Зачем дирижер Владимир Понькин демонстративно надел наушники, я, признаться, не понял. То ли это просто символ, то ли ему не хотелось слышать музыку, которой он сам дирижировал. Правда, то что последовало за этим жестом, нельзя было не слышать. «Городского шума» (выражение из аннотации) на самом деле было немало, и довольно нудного шума.

Задумка с метрономом, отбивающим такт через динамики, показалось не лишенной оригинальности, но нельзя же так на протяжении всего сочинения! Вышедший в зал контрабасист с еще несколькими исполнителями был слышен только близ сидящим. Труба и, кажется, что-то вроде блок-флейты, находившиеся на балконе, издавали редкостные по своей гнусности звуки (автомобильные гудки и ругань лоточников звучат музыкальнее). В общем, идея сочинения осталась для меня загадкой: для чего автору понадобилось помимо отвращения к шуму прививать еще и неприязнь к собственной музыке?

Виктор Екимовский: Attalea princeps (концерт для скрипки с оркестром).

Автор настоятельно рекомендовал во время прослушивания читать одноименный рассказ Всеволода Гаршина (текст прилагался) и, по-моему, напрасно: следовало прочитать его заранее. А так, вынужден констатировать, что музыку я начал слушать ближе к концу. Это обидно, так как сочинение на первый взгляд показалось изысканнее предыдущих. Правда, в одном месте дирижер (или все-таки автор?) переборщил: мне пришлось заткнуть одно ухо, чтобы не оглохнуть. Возможно, произведение, да и сам оркестр не были рассчитаны на акустику зала Дома композиторов. (Несколько дней спустя я слышал оркестр В. Понькина в БЗК, где он исполнял, в частности, «Скифскую сюиту» Прокофьева и «Завод» Мосолова — звучало нормально).

Мераб Гагнидзе: Симфония №28.

Симфония началась как будто серьезно, но очень скоро выяснилось, что композитор любит пошутить.
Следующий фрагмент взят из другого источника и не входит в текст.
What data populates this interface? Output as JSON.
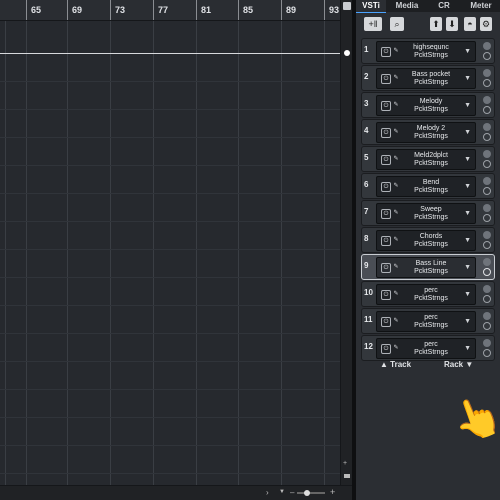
{
  "ruler": {
    "ticks": [
      "65",
      "69",
      "73",
      "77",
      "81",
      "85",
      "89",
      "93"
    ]
  },
  "rack": {
    "tabs": [
      "VSTi",
      "Media",
      "CR",
      "Meter"
    ],
    "active_tab": "VSTi",
    "slots": [
      {
        "num": "1",
        "line1": "highsequnc",
        "line2": "PcktStrngs"
      },
      {
        "num": "2",
        "line1": "Bass pocket",
        "line2": "PcktStrngs"
      },
      {
        "num": "3",
        "line1": "Melody",
        "line2": "PcktStrngs"
      },
      {
        "num": "4",
        "line1": "Melody 2",
        "line2": "PcktStrngs"
      },
      {
        "num": "5",
        "line1": "Meld2dplct",
        "line2": "PcktStrngs"
      },
      {
        "num": "6",
        "line1": "Bend",
        "line2": "PcktStrngs"
      },
      {
        "num": "7",
        "line1": "Sweep",
        "line2": "PcktStrngs"
      },
      {
        "num": "8",
        "line1": "Chords",
        "line2": "PcktStrngs"
      },
      {
        "num": "9",
        "line1": "Bass Line",
        "line2": "PcktStrngs"
      },
      {
        "num": "10",
        "line1": "perc",
        "line2": "PcktStrngs"
      },
      {
        "num": "11",
        "line1": "perc",
        "line2": "PcktStrngs"
      },
      {
        "num": "12",
        "line1": "perc",
        "line2": "PcktStrngs"
      }
    ],
    "selected_slot": "9",
    "footer": {
      "track": "▲ Track",
      "rack": "Rack ▼"
    }
  },
  "colors": {
    "accent": "#4aa3ff",
    "background": "#26292e"
  },
  "icons": [
    "add-instrument-icon",
    "search-icon",
    "move-up-icon",
    "move-down-icon",
    "eye-icon",
    "gear-icon",
    "power-icon",
    "edit-icon",
    "dropdown-icon",
    "pointing-hand-icon"
  ]
}
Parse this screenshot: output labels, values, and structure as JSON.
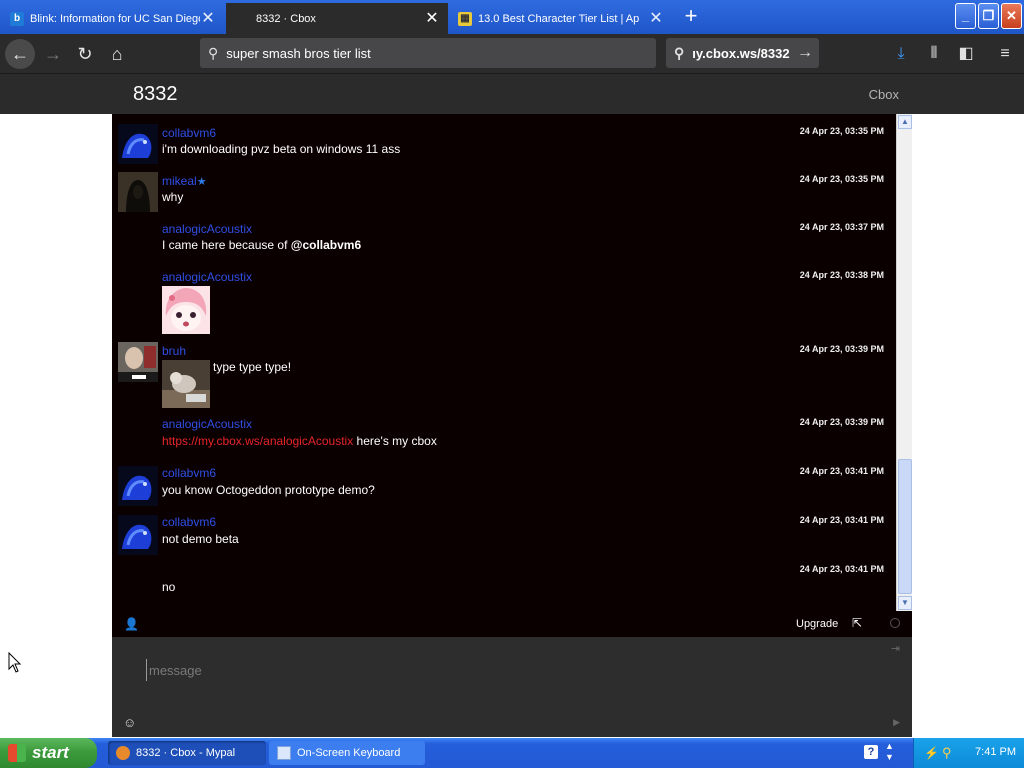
{
  "browser": {
    "tabs": [
      {
        "title": "Blink: Information for UC San Diego",
        "favicon": "b",
        "active": false
      },
      {
        "title": "8332 · Cbox",
        "favicon": "",
        "active": true
      },
      {
        "title": "13.0 Best Character Tier List | Ap",
        "favicon": "",
        "active": false
      }
    ],
    "search_text": "super smash bros tier list",
    "url_text": "ıy.cbox.ws/8332"
  },
  "page": {
    "title": "8332",
    "brand": "Cbox"
  },
  "messages": [
    {
      "user": "collabvm6",
      "time": "24 Apr 23, 03:35 PM",
      "text": "i'm downloading pvz beta on windows 11 ass",
      "avatar": "blue-creature-avatar"
    },
    {
      "user": "mikeal",
      "time": "24 Apr 23, 03:35 PM",
      "text": "why",
      "avatar": "dark-hooded-avatar",
      "verified": true
    },
    {
      "user": "analogicAcoustix",
      "time": "24 Apr 23, 03:37 PM",
      "text_prefix": "I came here because of ",
      "mention": "@collabvm6"
    },
    {
      "user": "analogicAcoustix",
      "time": "24 Apr 23, 03:38 PM",
      "image": "anime-girl-image"
    },
    {
      "user": "bruh",
      "time": "24 Apr 23, 03:39 PM",
      "text": "type type type!",
      "avatar": "bruh-avatar",
      "image": "cat-typing-image"
    },
    {
      "user": "analogicAcoustix",
      "time": "24 Apr 23, 03:39 PM",
      "link": "https://my.cbox.ws/analogicAcoustix",
      "text": " here's my cbox"
    },
    {
      "user": "collabvm6",
      "time": "24 Apr 23, 03:41 PM",
      "text": "you know Octogeddon prototype demo?",
      "avatar": "blue-creature-avatar"
    },
    {
      "user": "collabvm6",
      "time": "24 Apr 23, 03:41 PM",
      "text": "not demo beta",
      "avatar": "blue-creature-avatar"
    },
    {
      "user": "",
      "time": "24 Apr 23, 03:41 PM",
      "text": "no"
    }
  ],
  "chatbar": {
    "upgrade_label": "Upgrade"
  },
  "compose": {
    "placeholder": "message"
  },
  "taskbar": {
    "start_label": "start",
    "tasks": [
      {
        "label": "8332 · Cbox - Mypal",
        "active": true
      },
      {
        "label": "On-Screen Keyboard",
        "active": false
      }
    ],
    "clock": "7:41 PM"
  },
  "colors": {
    "chat_bg": "#0b0000",
    "username": "#2f4fe6",
    "link": "#e5252a",
    "header_bg": "#2b2b2b",
    "taskbar_blue": "#245edb",
    "start_green": "#3c9a3c"
  }
}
Для тех, кто этого не понял сразу (вроде меня), юмор был представлен очень наглядно: из сидевших в зале неожиданно выделился ударник, который начал «мешать» дирижеру барабанной дробью по краю сцены, затем по пультам исполнителей. В конце концов дирижер «не вынес» непослушания и, махнув на все рукой, ушел из зала. Тогда оркестр заиграл джаз – начался финал, написанный, по признанию автора, «для публики, чтобы она не очень грустила…». Не знаю как у публики, а моя грусть от такого финала не уменьшилась, но перешла в другое русло – настала пора подводить итоги…

Они не во всем меня порадовали. Прежде всего возникает пусть несбыточное, но вполне закономерное желание слушать произведения в тех акустических условиях, на которые они рассчитаны. Но это не главное. Порой мне кажется, что композиторы жертвуют серьезной тематической работой, а ее отсутствие пытаются компенсировать шумом и грохотом (при том, что в принципе я очень люблю громкие кульминации и не считаю, что шум «по определению» немузыкален). По окончании же концерта мне захотелось задать вопрос неизвестно кому: красота и серьезность— неужели в новейшей музыке это вещи несовместные?